Table of contents
- Pods Alone Aren’t Enough
- ReplicaSet: The Simplest Promise of N Pods
- Deployment: The Conductor Above ReplicaSets
- How Rolling Updates Achieve Zero Downtime
- Rollback: Reverting in One Command
- StatefulSet: For Pods That Need Their Own Identity
- DaemonSet: One Per Node
- All Four in One Table
- Choosing the Right One
Pods Alone Aren’t Enough
In Part 3, we ran a pod directly. But creating a pod by hand is something you almost never do in practice. The reason is simple: a pod created that way is gone for good when it dies.
Kubernetes’ real power comes from “controllers that manage pods declaratively.” We simply declare “always keep 3 nginx instances running,” and the controller maintains that state. When a pod dies, it revives it; when a deployment is updated, it gradually swaps old pods for new versions.
In this part, we’ll dissect the four most commonly used controllers. Each solves a different problem, so you need to be able to pick the right tool for the situation.
ReplicaSet: The Simplest Promise of N Pods
The most basic controller is the ReplicaSet. As the name suggests, it’s a “set of pod replicas.” A ReplicaSet guarantees exactly one thing: there are always N pods with the labels I manage.
apiVersion: apps/v1
kind: ReplicaSet
metadata:
name: nginx-rs
spec:
replicas: 3
selector:
matchLabels:
app: nginx
template:
metadata:
labels:
app: nginx
spec:
containers:
- name: nginx
image: nginx:1.25
Creating this ReplicaSet brings up 3 pods with the app: nginx label. Even if you manually delete one, a new pod quickly fills its place.
kubectl apply -f rs.yaml
kubectl get pods -l app=nginx
kubectl delete pod <pod-name> # Delete one
kubectl get pods -l app=nginx # A new pod appears immediately
However, you rarely use ReplicaSets directly. They lack version update functionality. Even if you change the image tag from 1.25 to 1.26, the ReplicaSet leaves existing pods as-is and does nothing. Its judgment is simply “as long as there are 3, we’re good.”
Deployment: The Conductor Above ReplicaSets
The most used controller in practice is the Deployment. A Deployment is a higher-level controller that manages ReplicaSets and handles version updates and rollbacks.
apiVersion: apps/v1
kind: Deployment
metadata:
name: web
spec:
replicas: 3
strategy:
type: RollingUpdate
rollingUpdate:
maxUnavailable: 1
maxSurge: 1
selector:
matchLabels:
app: web
template:
metadata:
labels:
app: web
spec:
containers:
- name: web
image: myapp:1.0
ports:
- containerPort: 8080
The hierarchy that a Deployment creates looks like this:
flowchart TB
D[Deployment: web]
RS1[ReplicaSet: web-abc123<br/>image: myapp:1.0]
P1[Pod 1]
P2[Pod 2]
P3[Pod 3]
D --> RS1
RS1 --> P1
RS1 --> P2
RS1 --> P3
Users only interact with the Deployment. The ReplicaSet and Pods are managed automatically by the Deployment.
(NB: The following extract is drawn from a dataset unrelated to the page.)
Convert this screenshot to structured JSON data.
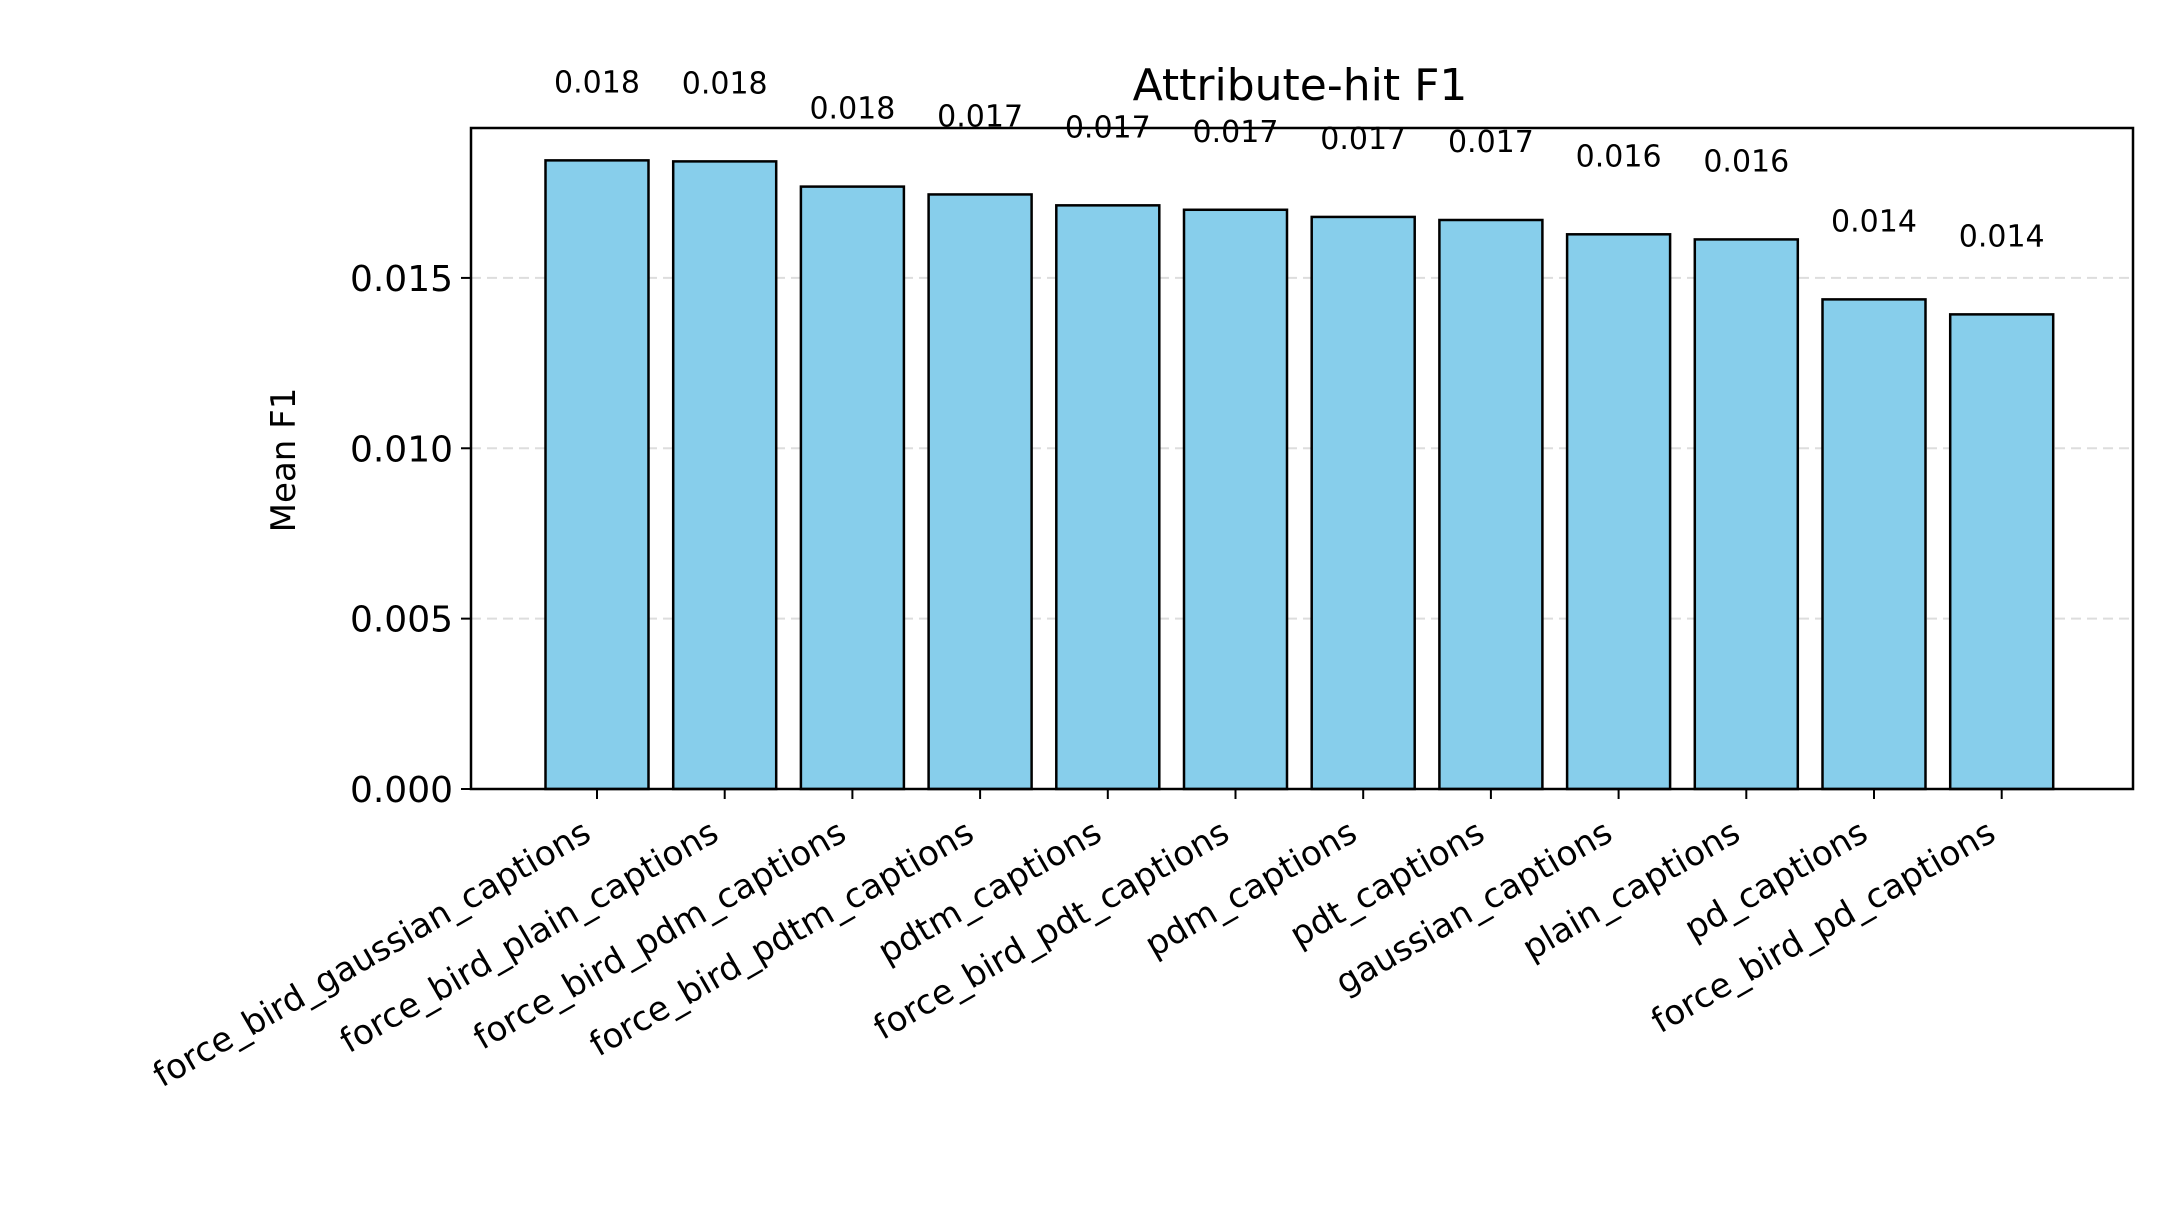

How Rolling Updates Achieve Zero Downtime
Let’s upgrade the image version from 1.0 to 2.0:
kubectl set image deployment/web web=myapp:2.0
Or you can modify the YAML and apply it with kubectl apply -f. Let’s trace what happens after the Deployment detects the change:
sequenceDiagram
participant D as Deployment
participant OLD as ReplicaSet v1 (3)
participant NEW as ReplicaSet v2 (0)
D->>NEW: Create ReplicaSet (replicas=0)
D->>NEW: Scale up to replicas=1
Note over NEW: v2 pod 1 up, readiness passed
D->>OLD: Scale down to replicas=2
Note over OLD: 1 v1 pod removed
D->>NEW: Scale up to replicas=2
D->>OLD: Scale down to replicas=1
D->>NEW: Scale up to replicas=3
D->>OLD: Scale down to replicas=0
Note over OLD: All v1 pods removed
The Deployment creates a new ReplicaSet for the new version, gradually increases its replicas while simultaneously reducing the old ReplicaSet. This process is the RollingUpdate strategy.
maxUnavailable: 1 means “during the update, at most 1 pod can be down,” and maxSurge: 1 means “up to 1 extra pod beyond the desired count can exist temporarily.” So with a base of 3 pods, at least 2 must always be in a serviceable state, and at most 4 can temporarily exist. These constraints are what create zero downtime.
A key point is that readiness probes must be properly configured (readiness probe — a health check that verifies whether a pod is ready to receive traffic; until it passes, the pod is excluded from the Service). New pods won’t trigger the removal of old pods until they pass readiness. This prevents the accident of traffic hitting a pod that’s still initializing. Without readiness, you’ll often see error rates spike momentarily during rolling updates.
Rollback: Reverting in One Command
If something seems off after a deployment, the Deployment doesn’t delete the previous ReplicaSet — it just scales it down to replicas=0. This allows you to revert with a single command:
kubectl rollout undo deployment/web # Revert to previous version
kubectl rollout undo deployment/web --to-revision=3 # Revert to a specific revision
You can also check the revision history:
kubectl rollout history deployment/web
kubectl rollout history deployment/web --revision=3
How many revisions to keep is controlled by spec.revisionHistoryLimit. The default is 10, but many teams lower it to 3-5 to reduce the load on etcd.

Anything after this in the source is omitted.